The inoculation of M. acridum was conducted as previously described. The collection of hemolymph and gut samples was conducted aseptically in a laminar hood. The control group was injected with sterile water only. The M. acridum-infected samples were collected at 96 hpi. Each sample was collected from 6 locusts, and 8 samples from each treatment were subjected to sequencing. All samples were flash-frozen in liquid nitrogen and ground using an automatic sample fast grinder JXFSTPRP-L (JingXin, JXFSTPRP-24L). Subsequent genomic DNA was isolated using the PowerFecal® Pro DNA Kits Isolation Kit (Qiagen, 51,804). The bacterial 16S rRNA gene of the V3-V4 region was PCR-amplified (ABI GeneAmp® 9700) using universal 16S rRNA gene-specific primers 338-F/806-R (Table S4). The quality of the DNA samples was checked on a 1.0% agarose gel. Paired ends (468 bp) were sequenced using the Illumina NovaSeq6000 platform by the service company Shanghai Majorbio Bio-Pharm Technology (Shanghai, China). High-quality Amplicon sequence variants (ASV) were derived and classified using DADA2. Taxonomic analysis and community diversity were conducted based on the valid data. Long-read sequencing of bacterial 16 s rRNA genes from the hemolymph sample was performed using the PacBio sequencing platform. The raw sequence data have been deposited in the Genome Sequence Archive in the National Genomics Data Center (https://ngdc.cncb.ac.cn/gsa). The assigned accession of the submission is CRA013449.

Antibiotic treatment

Axenic locusts were generated by injecting with triple antibiotic containing penicillin (50 mg/mL), streptomycin (30 mg/mL), and gentamicin (30 mg/mL) at 24 hpi with M. acridum. This procedure was repeated daily to maintain a continuous exposure of locusts to the antibiotics. Control locusts underwent the same method, but sterile water was used instead to ensure a comparable treatment.

Culturable bacterial isolate identification

Bacterial strains were obtained from locust hemolymph at 96 hpi with M. acridum. The hemolymph was diluted 10,000-fold with sterile water and 100 μL aliquots were spread onto LB and MRS agar plates (90 mm). The plates were then cultured at 37 °C for 48 h. Each treatment was performed in triplicate with 10 locusts per replicate. Single bacterial colonies were identified using PCR amplification with primers 27F and 1492R (Table S4). The resulting fragments were sequenced by Tsingke (Beijing, China). The sequences were analyzed using BLAST to determine the bacterial species.

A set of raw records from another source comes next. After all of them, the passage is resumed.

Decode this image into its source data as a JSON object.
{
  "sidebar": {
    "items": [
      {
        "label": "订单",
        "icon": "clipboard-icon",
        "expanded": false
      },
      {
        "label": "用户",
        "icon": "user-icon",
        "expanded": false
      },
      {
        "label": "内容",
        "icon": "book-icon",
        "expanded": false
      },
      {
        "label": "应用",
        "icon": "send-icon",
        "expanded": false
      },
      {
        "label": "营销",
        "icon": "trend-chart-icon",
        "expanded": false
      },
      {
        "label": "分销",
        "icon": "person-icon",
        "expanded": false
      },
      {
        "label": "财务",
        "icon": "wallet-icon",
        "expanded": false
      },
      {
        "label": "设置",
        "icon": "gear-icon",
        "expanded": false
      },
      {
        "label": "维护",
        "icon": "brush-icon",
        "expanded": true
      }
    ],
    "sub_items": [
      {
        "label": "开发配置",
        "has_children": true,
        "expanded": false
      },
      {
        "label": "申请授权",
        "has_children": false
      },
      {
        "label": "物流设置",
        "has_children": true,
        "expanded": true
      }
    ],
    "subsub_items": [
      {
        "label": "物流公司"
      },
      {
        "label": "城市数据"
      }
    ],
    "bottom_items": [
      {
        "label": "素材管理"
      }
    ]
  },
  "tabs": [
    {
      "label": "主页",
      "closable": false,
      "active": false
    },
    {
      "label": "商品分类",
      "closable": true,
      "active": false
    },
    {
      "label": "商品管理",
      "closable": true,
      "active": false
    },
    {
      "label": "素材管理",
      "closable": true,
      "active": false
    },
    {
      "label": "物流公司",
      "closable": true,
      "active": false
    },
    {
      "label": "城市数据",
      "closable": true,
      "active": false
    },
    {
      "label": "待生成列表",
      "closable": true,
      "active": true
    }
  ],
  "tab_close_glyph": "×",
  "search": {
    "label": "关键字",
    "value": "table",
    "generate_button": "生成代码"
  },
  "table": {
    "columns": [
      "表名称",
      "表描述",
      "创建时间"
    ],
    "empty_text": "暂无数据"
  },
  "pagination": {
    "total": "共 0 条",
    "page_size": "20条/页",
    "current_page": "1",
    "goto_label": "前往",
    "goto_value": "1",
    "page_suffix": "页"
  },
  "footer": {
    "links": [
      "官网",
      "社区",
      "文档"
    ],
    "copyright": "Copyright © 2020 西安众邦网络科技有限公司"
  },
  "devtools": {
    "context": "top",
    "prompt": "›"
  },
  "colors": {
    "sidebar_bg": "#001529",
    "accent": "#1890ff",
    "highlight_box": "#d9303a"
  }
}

Fungal-bacterial cocultivation assays

Approximately 1 × 107 spores/mL (100 μL) fungal spores (WT and either ΔMaCFEM1, ∆MaPR1 C, ∆MaCWG, and ∆MaGLUS) were grown in 30 mL ¼SDAY liquid medium at 28 ℃ while shaking at 200 rpm for 2 days. Then, the fungal cultures were inoculated with 1 mL of 0.5, 1.0, 3.0, 5.0, or 7.0 OD600 E. faecalis and P. mirabilis suspensions. The entire fungal mycelium was harvested after one day of co-culture using a suction pump. Final fungal biomass was weighed using a High Precise Electronic Balance (METTLER TOLEDO, MS2050DU). The bacterial CFU was determined by counting the number of bacterial plaques on the LB agar plate.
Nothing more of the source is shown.